Positive Product Points
The weight and functionality were good. The broad range of settings were nice, at least in theory. The hopper stayed relatively static free under morning latte load.
Negative Product Points
The plastic tabs used to control the grind are absolutely ridiculous.
Detailed Commentary
There is a plastic collar that the hopper mates to surrounding the burrs. The plastic collar rotates, thus setting the grind coarseness, by rotating the hopper clockwise or counterclockwise. Unfortunately, the only thing that mates the horizontal hopper rotation to the collar is a pair of 1mm plastic tabs. The tabs start to stress at *any* pressure greater than a perfect rotation. So if the machine stays at a fine espresso grind for more than a couple weeks without a burr-removal level cleaning, grounds build up will occur in the plastic mechanism.

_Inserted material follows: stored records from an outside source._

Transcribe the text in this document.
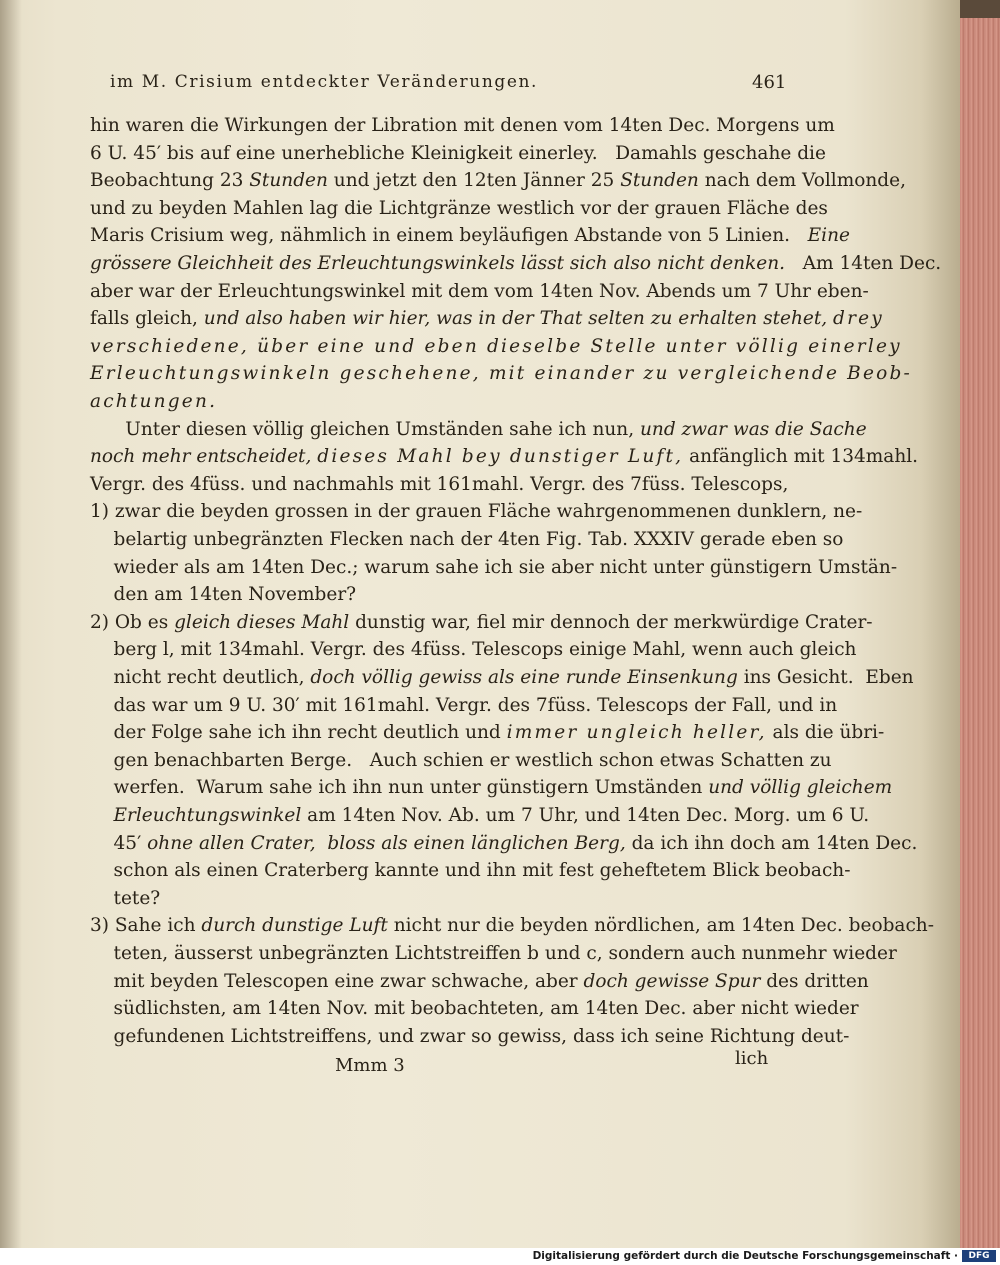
im M. Crisium entdeckter Veränderungen.	461
hin waren die Wirkungen der Libration mit denen vom 14ten Dec. Morgens um
6 U. 45′ bis auf eine unerhebliche Kleinigkeit einerley.   Damahls geschahe die
Beobachtung 23 Stunden und jetzt den 12ten Jänner 25 Stunden nach dem Vollmonde,
und zu beyden Mahlen lag die Lichtgränze westlich vor der grauen Fläche des
Maris Crisium weg, nähmlich in einem beyläufigen Abstande von 5 Linien.   Eine
grössere Gleichheit des Erleuchtungswinkels lässt sich also nicht denken.   Am 14ten Dec.
aber war der Erleuchtungswinkel mit dem vom 14ten Nov. Abends um 7 Uhr eben-
falls gleich, und also haben wir hier, was in der That selten zu erhalten stehet, drey
verschiedene, über eine und eben dieselbe Stelle unter völlig einerley
Erleuchtungswinkeln geschehene, mit einander zu vergleichende Beob-
achtungen.
Unter diesen völlig gleichen Umständen sahe ich nun, und zwar was die Sache
noch mehr entscheidet, dieses Mahl bey dunstiger Luft, anfänglich mit 134mahl.
Vergr. des 4füss. und nachmahls mit 161mahl. Vergr. des 7füss. Telescops,
1) zwar die beyden grossen in der grauen Fläche wahrgenommenen dunklern, ne-
belartig unbegränzten Flecken nach der 4ten Fig. Tab. XXXIV gerade eben so
wieder als am 14ten Dec.; warum sahe ich sie aber nicht unter günstigern Umstän-
den am 14ten November?
2) Ob es gleich dieses Mahl dunstig war, fiel mir dennoch der merkwürdige Crater-
berg l, mit 134mahl. Vergr. des 4füss. Telescops einige Mahl, wenn auch gleich
nicht recht deutlich, doch völlig gewiss als eine runde Einsenkung ins Gesicht.  Eben
das war um 9 U. 30′ mit 161mahl. Vergr. des 7füss. Telescops der Fall, und in
der Folge sahe ich ihn recht deutlich und immer ungleich heller, als die übri-
gen benachbarten Berge.   Auch schien er westlich schon etwas Schatten zu
werfen.  Warum sahe ich ihn nun unter günstigern Umständen und völlig gleichem
Erleuchtungswinkel am 14ten Nov. Ab. um 7 Uhr, und 14ten Dec. Morg. um 6 U.
45′ ohne allen Crater,  bloss als einen länglichen Berg, da ich ihn doch am 14ten Dec.
schon als einen Craterberg kannte und ihn mit fest geheftetem Blick beobach-
tete?
3) Sahe ich durch dunstige Luft nicht nur die beyden nördlichen, am 14ten Dec. beobach-
teten, äusserst unbegränzten Lichtstreiffen b und c, sondern auch nunmehr wieder
mit beyden Telescopen eine zwar schwache, aber doch gewisse Spur des dritten
südlichsten, am 14ten Nov. mit beobachteten, am 14ten Dec. aber nicht wieder
gefundenen Lichtstreiffens, und zwar so gewiss, dass ich seine Richtung deut-
Mmm 3	lich
Digitalisierung gefördert durch die Deutsche Forschungsgemeinschaft ·	DFG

This build up will add so much resistance to the adjustor that the tabs will start to fracture if any grind adjustment is attempted. This is virtually unavoidable because the hopper must be completely rotated back to super-coarse (or super-fine) to remove it and clean the mechanism.
Basically a $150 paperweight until the 3rd collar arrives. Aabree was kind enough to repair it the first time, even though it was one week out of warranty, but this time it's up to me. As such, I think I'll be getting a better grinder.
Buying Experience
Fine. Aabree coffee was cheap enough and had fine customer service. I'll buy from them again.